General characteristics
- Tons burthen: 344, or 345 (bm)
- Length: 100 ft 7 in (30.7 m)
- Beam: 28 ft 4 in (8.6 m)
- Depth: 19 ft 6 in (5.9 m)

= Majestic (1829 ship) =

Majestic was launched at Aberdeen in 1829. She made several voyages from England to India, and one voyage transporting female convicts to Van Diemen's Land.

==Career==
Majestic entered the Register of Shipping (RS) in 1830 with Lawson, master, Catto, owner, and trade Aberdeen–Dundee. She only entered Lloyd's Register (LR) in 1832.

Majestic made at least two voyages to India while sailing under a license from the British East India Company (EIC). In 1813 the EIC had lost its monopoly on the trade between India and Britain. British ships were then free to sail to India or the Indian Ocean under a license from the EIC. In 1833–4 the EIC gave up its shipping business, after which any British ship could trade with India and China without a license from the EIC.

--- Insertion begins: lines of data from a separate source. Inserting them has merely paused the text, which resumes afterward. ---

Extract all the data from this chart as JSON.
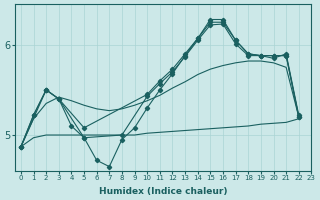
{
  "xlabel": "Humidex (Indice chaleur)",
  "bg_color": "#cce8e8",
  "line_color": "#1a6060",
  "grid_color": "#aad4d4",
  "xlim": [
    -0.5,
    23
  ],
  "ylim": [
    4.6,
    6.45
  ],
  "xticks": [
    0,
    1,
    2,
    3,
    4,
    5,
    6,
    7,
    8,
    9,
    10,
    11,
    12,
    13,
    14,
    15,
    16,
    17,
    18,
    19,
    20,
    21,
    22,
    23
  ],
  "yticks": [
    5,
    6
  ],
  "line_smooth_x": [
    0,
    1,
    2,
    3,
    4,
    5,
    6,
    7,
    8,
    9,
    10,
    11,
    12,
    13,
    14,
    15,
    16,
    17,
    18,
    19,
    20,
    21,
    22
  ],
  "line_smooth_y": [
    4.87,
    5.18,
    5.35,
    5.42,
    5.38,
    5.33,
    5.29,
    5.27,
    5.29,
    5.33,
    5.38,
    5.44,
    5.52,
    5.59,
    5.67,
    5.73,
    5.77,
    5.8,
    5.82,
    5.82,
    5.8,
    5.75,
    5.2
  ],
  "line_upper_x": [
    0,
    2,
    3,
    5,
    10,
    11,
    12,
    13,
    14,
    15,
    16,
    17,
    18,
    19,
    20,
    21,
    22
  ],
  "line_upper_y": [
    4.87,
    5.5,
    5.4,
    5.08,
    5.45,
    5.6,
    5.73,
    5.9,
    6.07,
    6.25,
    6.25,
    6.05,
    5.9,
    5.88,
    5.88,
    5.88,
    5.2
  ],
  "line_mid_x": [
    0,
    1,
    2,
    3,
    5,
    8,
    10,
    11,
    12,
    13,
    14,
    15,
    16,
    17,
    18,
    19,
    20,
    21,
    22
  ],
  "line_mid_y": [
    4.87,
    5.22,
    5.5,
    5.4,
    4.97,
    5.0,
    5.43,
    5.57,
    5.7,
    5.87,
    6.05,
    6.22,
    6.23,
    6.01,
    5.88,
    5.88,
    5.88,
    5.88,
    5.2
  ],
  "line_lower_x": [
    0,
    1,
    2,
    3,
    4,
    5,
    6,
    7,
    8,
    9,
    10,
    11,
    12,
    13,
    14,
    15,
    16,
    17,
    18,
    19,
    20,
    21,
    22
  ],
  "line_lower_y": [
    4.87,
    5.22,
    5.5,
    5.4,
    5.1,
    4.97,
    4.72,
    4.65,
    4.95,
    5.08,
    5.3,
    5.5,
    5.68,
    5.88,
    6.07,
    6.28,
    6.28,
    6.05,
    5.9,
    5.88,
    5.85,
    5.9,
    5.22
  ],
  "line_flat_x": [
    0,
    1,
    2,
    3,
    4,
    5,
    6,
    7,
    8,
    9,
    10,
    11,
    12,
    13,
    14,
    15,
    16,
    17,
    18,
    19,
    20,
    21,
    22
  ],
  "line_flat_y": [
    4.87,
    4.97,
    5.0,
    5.0,
    5.0,
    5.0,
    5.0,
    5.0,
    5.0,
    5.0,
    5.02,
    5.03,
    5.04,
    5.05,
    5.06,
    5.07,
    5.08,
    5.09,
    5.1,
    5.12,
    5.13,
    5.14,
    5.18
  ]
}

Majestic, Lawson, master, sailed to Bombay twice under a license. The first time she left on 3 May 1831. The second time she left on 5 April 1832. Majestic continued to sail to Bombay after the total expiration of the EIC's monopoly.

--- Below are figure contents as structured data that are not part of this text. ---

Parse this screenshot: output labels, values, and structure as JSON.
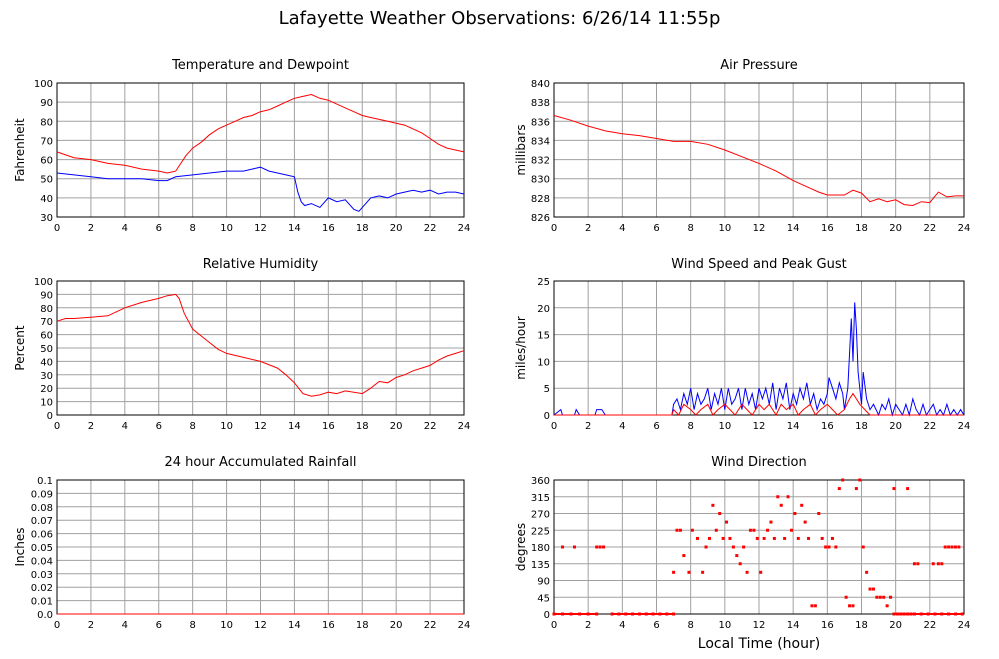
{
  "title": "Lafayette Weather Observations: 6/26/14 11:55p",
  "x_axis_label": "Local Time (hour)",
  "colors": {
    "red": "#ff0000",
    "blue": "#0000ff",
    "grid": "#a0a0a0",
    "frame": "#000000"
  },
  "chart_data": [
    {
      "id": "temp",
      "type": "line",
      "title": "Temperature and Dewpoint",
      "ylabel": "Fahrenheit",
      "xlim": [
        0,
        24
      ],
      "ylim": [
        30,
        100
      ],
      "xticks": [
        0,
        2,
        4,
        6,
        8,
        10,
        12,
        14,
        16,
        18,
        20,
        22,
        24
      ],
      "yticks": [
        30,
        40,
        50,
        60,
        70,
        80,
        90,
        100
      ],
      "grid": true,
      "series": [
        {
          "color": "red",
          "x": [
            0,
            1,
            2,
            3,
            4,
            5,
            6,
            6.5,
            7,
            7.3,
            7.6,
            8,
            8.5,
            9,
            9.5,
            10,
            10.5,
            11,
            11.5,
            12,
            12.5,
            13,
            13.5,
            14,
            14.5,
            15,
            15.5,
            16,
            16.5,
            17,
            17.5,
            18,
            18.5,
            19,
            19.5,
            20,
            20.5,
            21,
            21.5,
            22,
            22.5,
            23,
            23.5,
            24
          ],
          "y": [
            64,
            61,
            60,
            58,
            57,
            55,
            54,
            53,
            54,
            58,
            62,
            66,
            69,
            73,
            76,
            78,
            80,
            82,
            83,
            85,
            86,
            88,
            90,
            92,
            93,
            94,
            92,
            91,
            89,
            87,
            85,
            83,
            82,
            81,
            80,
            79,
            78,
            76,
            74,
            71,
            68,
            66,
            65,
            64
          ]
        },
        {
          "color": "blue",
          "x": [
            0,
            1,
            2,
            3,
            4,
            5,
            6,
            6.5,
            7,
            8,
            9,
            10,
            11,
            11.5,
            12,
            12.5,
            13,
            13.5,
            14,
            14.2,
            14.4,
            14.6,
            15,
            15.5,
            16,
            16.5,
            17,
            17.5,
            17.8,
            18,
            18.5,
            19,
            19.5,
            20,
            20.5,
            21,
            21.5,
            22,
            22.5,
            23,
            23.5,
            24
          ],
          "y": [
            53,
            52,
            51,
            50,
            50,
            50,
            49,
            49,
            51,
            52,
            53,
            54,
            54,
            55,
            56,
            54,
            53,
            52,
            51,
            43,
            38,
            36,
            37,
            35,
            40,
            38,
            39,
            34,
            33,
            35,
            40,
            41,
            40,
            42,
            43,
            44,
            43,
            44,
            42,
            43,
            43,
            42
          ]
        }
      ]
    },
    {
      "id": "pressure",
      "type": "line",
      "title": "Air Pressure",
      "ylabel": "millibars",
      "xlim": [
        0,
        24
      ],
      "ylim": [
        826,
        840
      ],
      "xticks": [
        0,
        2,
        4,
        6,
        8,
        10,
        12,
        14,
        16,
        18,
        20,
        22,
        24
      ],
      "yticks": [
        826,
        828,
        830,
        832,
        834,
        836,
        838,
        840
      ],
      "grid": true,
      "series": [
        {
          "color": "red",
          "x": [
            0,
            1,
            2,
            3,
            4,
            5,
            6,
            7,
            8,
            9,
            10,
            11,
            12,
            13,
            14,
            15,
            15.5,
            16,
            17,
            17.5,
            18,
            18.5,
            19,
            19.5,
            20,
            20.5,
            21,
            21.5,
            22,
            22.5,
            23,
            23.5,
            24
          ],
          "y": [
            836.6,
            836.1,
            835.5,
            835,
            834.7,
            834.5,
            834.2,
            833.9,
            833.9,
            833.6,
            833,
            832.3,
            831.6,
            830.8,
            829.8,
            829,
            828.6,
            828.3,
            828.3,
            828.8,
            828.5,
            827.6,
            827.9,
            827.6,
            827.8,
            827.3,
            827.2,
            827.6,
            827.5,
            828.6,
            828.1,
            828.2,
            828.2
          ]
        }
      ]
    },
    {
      "id": "humidity",
      "type": "line",
      "title": "Relative Humidity",
      "ylabel": "Percent",
      "xlim": [
        0,
        24
      ],
      "ylim": [
        0,
        100
      ],
      "xticks": [
        0,
        2,
        4,
        6,
        8,
        10,
        12,
        14,
        16,
        18,
        20,
        22,
        24
      ],
      "yticks": [
        0,
        10,
        20,
        30,
        40,
        50,
        60,
        70,
        80,
        90,
        100
      ],
      "grid": true,
      "series": [
        {
          "color": "red",
          "x": [
            0,
            0.5,
            1,
            2,
            3,
            3.5,
            4,
            5,
            6,
            6.5,
            7,
            7.2,
            7.5,
            8,
            8.5,
            9,
            9.5,
            10,
            11,
            12,
            13,
            13.5,
            14,
            14.5,
            15,
            15.5,
            16,
            16.5,
            17,
            17.5,
            18,
            18.5,
            19,
            19.5,
            20,
            20.5,
            21,
            21.5,
            22,
            22.5,
            23,
            23.5,
            24
          ],
          "y": [
            70,
            72,
            72,
            73,
            74,
            77,
            80,
            84,
            87,
            89,
            90,
            87,
            76,
            64,
            59,
            54,
            49,
            46,
            43,
            40,
            35,
            30,
            24,
            16,
            14,
            15,
            17,
            16,
            18,
            17,
            16,
            20,
            25,
            24,
            28,
            30,
            33,
            35,
            37,
            41,
            44,
            46,
            48
          ]
        }
      ]
    },
    {
      "id": "wind",
      "type": "line",
      "title": "Wind Speed and Peak Gust",
      "ylabel": "miles/hour",
      "xlim": [
        0,
        24
      ],
      "ylim": [
        0,
        25
      ],
      "xticks": [
        0,
        2,
        4,
        6,
        8,
        10,
        12,
        14,
        16,
        18,
        20,
        22,
        24
      ],
      "yticks": [
        0,
        5,
        10,
        15,
        20,
        25
      ],
      "grid": true,
      "series": [
        {
          "color": "blue",
          "x": [
            0,
            0.4,
            0.5,
            0.7,
            1.2,
            1.3,
            1.5,
            2.4,
            2.5,
            2.8,
            3,
            6.9,
            7,
            7.2,
            7.4,
            7.6,
            7.8,
            8,
            8.2,
            8.4,
            8.6,
            8.8,
            9,
            9.2,
            9.4,
            9.6,
            9.8,
            10,
            10.2,
            10.4,
            10.6,
            10.8,
            11,
            11.2,
            11.4,
            11.6,
            11.8,
            12,
            12.2,
            12.4,
            12.6,
            12.8,
            13,
            13.2,
            13.4,
            13.6,
            13.8,
            14,
            14.2,
            14.4,
            14.6,
            14.8,
            15,
            15.2,
            15.4,
            15.6,
            15.8,
            16,
            16.1,
            16.3,
            16.5,
            16.7,
            16.9,
            17,
            17.2,
            17.4,
            17.5,
            17.6,
            17.7,
            17.8,
            17.9,
            18,
            18.1,
            18.3,
            18.5,
            18.7,
            19,
            19.2,
            19.4,
            19.6,
            19.8,
            20,
            20.2,
            20.4,
            20.6,
            20.8,
            21,
            21.2,
            21.4,
            21.6,
            21.8,
            22,
            22.2,
            22.4,
            22.6,
            22.8,
            23,
            23.2,
            23.4,
            23.6,
            23.8,
            24
          ],
          "y": [
            0,
            1,
            0,
            0,
            0,
            1,
            0,
            0,
            1,
            1,
            0,
            0,
            2,
            3,
            1,
            4,
            2,
            5,
            1,
            4,
            2,
            3,
            5,
            1,
            4,
            2,
            5,
            1,
            5,
            2,
            3,
            5,
            1,
            5,
            2,
            4,
            1,
            5,
            3,
            5,
            2,
            6,
            1,
            5,
            3,
            6,
            1,
            4,
            2,
            5,
            3,
            6,
            2,
            4,
            1,
            3,
            2,
            4,
            7,
            5,
            3,
            6,
            4,
            1,
            5,
            18,
            10,
            21,
            16,
            8,
            5,
            2,
            8,
            3,
            1,
            2,
            0,
            2,
            1,
            3,
            0,
            2,
            1,
            0,
            2,
            0,
            3,
            1,
            0,
            2,
            0,
            1,
            2,
            0,
            1,
            0,
            2,
            0,
            1,
            0,
            1,
            0
          ]
        },
        {
          "color": "red",
          "x": [
            0,
            6.9,
            7,
            7.3,
            7.6,
            8,
            8.3,
            8.6,
            9,
            9.3,
            9.6,
            10,
            10.3,
            10.6,
            11,
            11.3,
            11.6,
            12,
            12.3,
            12.6,
            13,
            13.3,
            13.6,
            14,
            14.3,
            14.6,
            15,
            15.3,
            15.6,
            16,
            16.3,
            16.6,
            17,
            17.3,
            17.5,
            17.7,
            17.9,
            18.2,
            18.5,
            19,
            24
          ],
          "y": [
            0,
            0,
            1,
            0,
            2,
            1,
            0,
            1,
            2,
            0,
            1,
            2,
            1,
            0,
            2,
            1,
            0,
            2,
            1,
            2,
            0,
            2,
            1,
            2,
            0,
            1,
            2,
            0,
            1,
            2,
            1,
            0,
            1,
            3,
            4,
            3,
            2,
            1,
            0,
            0,
            0
          ]
        }
      ]
    },
    {
      "id": "rain",
      "type": "line",
      "title": "24 hour Accumulated Rainfall",
      "ylabel": "Inches",
      "xlim": [
        0,
        24
      ],
      "ylim": [
        0,
        0.1
      ],
      "xticks": [
        0,
        2,
        4,
        6,
        8,
        10,
        12,
        14,
        16,
        18,
        20,
        22,
        24
      ],
      "yticks": [
        "0.0",
        "0.01",
        "0.02",
        "0.03",
        "0.04",
        "0.05",
        "0.06",
        "0.07",
        "0.08",
        "0.09",
        "0.1"
      ],
      "grid": true,
      "series": [
        {
          "color": "red",
          "x": [
            0,
            24
          ],
          "y": [
            0,
            0
          ]
        }
      ]
    },
    {
      "id": "direction",
      "type": "scatter",
      "title": "Wind Direction",
      "ylabel": "degrees",
      "xlim": [
        0,
        24
      ],
      "ylim": [
        0,
        360
      ],
      "xticks": [
        0,
        2,
        4,
        6,
        8,
        10,
        12,
        14,
        16,
        18,
        20,
        22,
        24
      ],
      "yticks": [
        0,
        45,
        90,
        135,
        180,
        225,
        270,
        315,
        360
      ],
      "grid": true,
      "series": [
        {
          "color": "red",
          "x": [
            0.5,
            1.2,
            2.5,
            2.7,
            2.9,
            7.0,
            7.2,
            7.4,
            7.6,
            7.9,
            8.1,
            8.4,
            8.7,
            8.9,
            9.1,
            9.3,
            9.5,
            9.7,
            9.9,
            10.1,
            10.3,
            10.5,
            10.7,
            10.9,
            11.1,
            11.3,
            11.5,
            11.7,
            11.9,
            12.1,
            12.3,
            12.5,
            12.7,
            12.9,
            13.1,
            13.3,
            13.5,
            13.7,
            13.9,
            14.1,
            14.3,
            14.5,
            14.7,
            14.9,
            15.1,
            15.3,
            15.5,
            15.7,
            15.9,
            16.1,
            16.3,
            16.5,
            16.7,
            16.9,
            17.1,
            17.3,
            17.5,
            17.7,
            17.9,
            18.1,
            18.3,
            18.5,
            18.7,
            18.9,
            19.1,
            19.3,
            19.5,
            19.7,
            19.9,
            20.1,
            20.3,
            20.5,
            20.7,
            20.9,
            21.1,
            21.3,
            22.2,
            22.5,
            22.7,
            22.9,
            23.1,
            23.3,
            23.5,
            23.7
          ],
          "y": [
            180,
            180,
            180,
            180,
            180,
            112,
            225,
            225,
            157,
            112,
            225,
            203,
            112,
            180,
            203,
            292,
            225,
            270,
            203,
            247,
            203,
            180,
            157,
            135,
            180,
            112,
            225,
            225,
            203,
            112,
            203,
            225,
            247,
            203,
            315,
            292,
            203,
            315,
            225,
            270,
            203,
            292,
            247,
            203,
            22,
            22,
            270,
            203,
            180,
            180,
            203,
            180,
            337,
            360,
            45,
            22,
            22,
            337,
            360,
            180,
            112,
            67,
            67,
            45,
            45,
            45,
            22,
            45,
            337,
            0,
            0,
            0,
            337,
            0,
            135,
            135,
            135,
            135,
            135,
            180,
            180,
            180,
            180,
            180
          ]
        },
        {
          "color": "red",
          "x": [
            0,
            0.5,
            1,
            1.5,
            2,
            2.5,
            3.4,
            3.8,
            4.2,
            4.6,
            5,
            5.4,
            5.8,
            6.2,
            6.6,
            7,
            19.9,
            20.3,
            20.7,
            21.1,
            21.5,
            21.9,
            22.3,
            22.7,
            23.1,
            23.5,
            23.9
          ],
          "y": [
            0,
            0,
            0,
            0,
            0,
            0,
            0,
            0,
            0,
            0,
            0,
            0,
            0,
            0,
            0,
            0,
            0,
            0,
            0,
            0,
            0,
            0,
            0,
            0,
            0,
            0,
            0
          ]
        }
      ]
    }
  ]
}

Convict voyage: Captain G. Williamson sailed Majestic from London on 1 October 1838; she arrived 22 January 1839 at Van Diemen's Land. She embarked 126 female convicts, and re-landed three before she departed. She landed 123 convict women at Hobart.

==Fate==
Majestic was last listed in 1843. The listings since 1840 had no owner, showed her trade as Liverpool–Aberdeen, and carried the remark "wants repair". The 1843 issue available online at the citation has her name struck out.